The novel opens with Mrs. Green trying to get financing from the local banker in the town where she had resided for almost ten years.  With the loan, she plans to buy a building, fix it up, and stock up on books.  She soon finds herself invited to a party hosted by a rich and influential woman--a big fish by design in a small pond--whom, it turns out, has had her eye on that very building for a long time and plans on turning it into a cultural arts center.  Gradually, the store takes shape, and paying customers do somehow stumble into it.  One prolonged comic moment occurs when she decides, on the advice of a cosmopolitan acquaintance, to stock a "controversial" book--Lolita.  She neither understands nor cares about the reasons for the controversy.  She just orders hundreds of copies, each one of which quietly sells.  The firestorm I kept expecting to erupt never did, and the incident merely gave her a welcome boost in sales that she never could repeat and never fully appreciated.  Soon, she hires a young girl to help out, and eventually she hires the cosmopolitan acquaintance as a buyer.  But she bankrolls everything with the money left her by her husband, not with profits.  Gradually, the circumstances get around to conspiring against her, sometimes quite accidentally and sometimes brought to her by hostile neighbors.  The end, in fact, turns even darker than I might have predicted--one might have hoped for at least a silver lining.  So, while we might have been hoping all along that the novel would become an uplifting tale of naive hope and simple dreams surmounting drear circumstance, it instead plows through to the end as a story of the profound isolation of an outcast widow, hounded by gossip.

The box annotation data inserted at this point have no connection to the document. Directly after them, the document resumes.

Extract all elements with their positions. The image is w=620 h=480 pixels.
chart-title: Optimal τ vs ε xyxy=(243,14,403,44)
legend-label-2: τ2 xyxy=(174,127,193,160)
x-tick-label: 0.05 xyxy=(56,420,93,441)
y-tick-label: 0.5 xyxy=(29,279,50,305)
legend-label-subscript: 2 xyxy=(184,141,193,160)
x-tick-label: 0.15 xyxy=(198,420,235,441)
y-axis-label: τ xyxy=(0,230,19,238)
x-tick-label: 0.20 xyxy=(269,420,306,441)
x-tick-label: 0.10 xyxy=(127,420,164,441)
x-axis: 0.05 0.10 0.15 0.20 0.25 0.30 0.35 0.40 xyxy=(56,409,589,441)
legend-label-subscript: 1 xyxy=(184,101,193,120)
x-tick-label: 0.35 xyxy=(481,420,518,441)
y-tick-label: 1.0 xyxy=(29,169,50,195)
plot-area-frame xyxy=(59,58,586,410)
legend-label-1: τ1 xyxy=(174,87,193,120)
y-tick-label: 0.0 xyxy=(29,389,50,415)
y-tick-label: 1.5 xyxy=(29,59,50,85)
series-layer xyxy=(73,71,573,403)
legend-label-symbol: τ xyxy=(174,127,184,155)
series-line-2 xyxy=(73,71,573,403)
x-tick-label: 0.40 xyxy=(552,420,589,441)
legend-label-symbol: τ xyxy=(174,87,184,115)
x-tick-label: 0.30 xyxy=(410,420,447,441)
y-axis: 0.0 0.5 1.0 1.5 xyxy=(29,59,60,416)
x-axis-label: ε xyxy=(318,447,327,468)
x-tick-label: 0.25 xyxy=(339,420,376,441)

Fitzgerald's style truly amazes me.  She has such a finely observed grasp of physical detail, her descriptions convince me utterly.  She must have lived there, and seen those people, and inhabited those buildings.  How else could she speak with such clarity?  For instance, consider this detail from on the beach, "Human figures, singly and in pairs, were exercising their dogs.  She was surprised to find how many of them were known to her by now as occasional customers.  They waved from a distance and then, because the land was so flat and approach was slow, had to wave again as they drew nearer, reserving their smiles until the last moment." (p. 52) Or consider this interior scene, "This was the most companionable room in the Old House, whitewashed, with not much noise beyond the sighing of the old bricked-up well in the floor.  Previous residents had counted themselves lucky that they did not have to go outdoors to pump, luckier still when the great buff-glazed sink, deep as a sarcophagus, was installed. A brass tap, proudly flared, discharged ice-cold water from a great height." (p. 25)

Fitzgerald splendidly succeeds in embedding the reader in the world of her characters, but in an odd way that swings back and forth between the amusing and the appalling.  She manages somehow to convey the sense of distance that one can feel in the very midst of the familiar.  For although Florence Green had lived in the township of Hardborough for ten years, we feel that she doesn't know her neighbors.  They all remain unpredictable and unknown forces.  Despite the understated humor that peppers the story, one ultimately must confront the loneliness and alienation and coldness of the villagers of Hardborough and through them, that of "charming" small town folk everywhere.  This bit of foreshadowing on the first page, I think, distills The Bookshop to its essence: "[Florence] had a kind heart, though that is not of much use when it comes to the matter of self-preservation."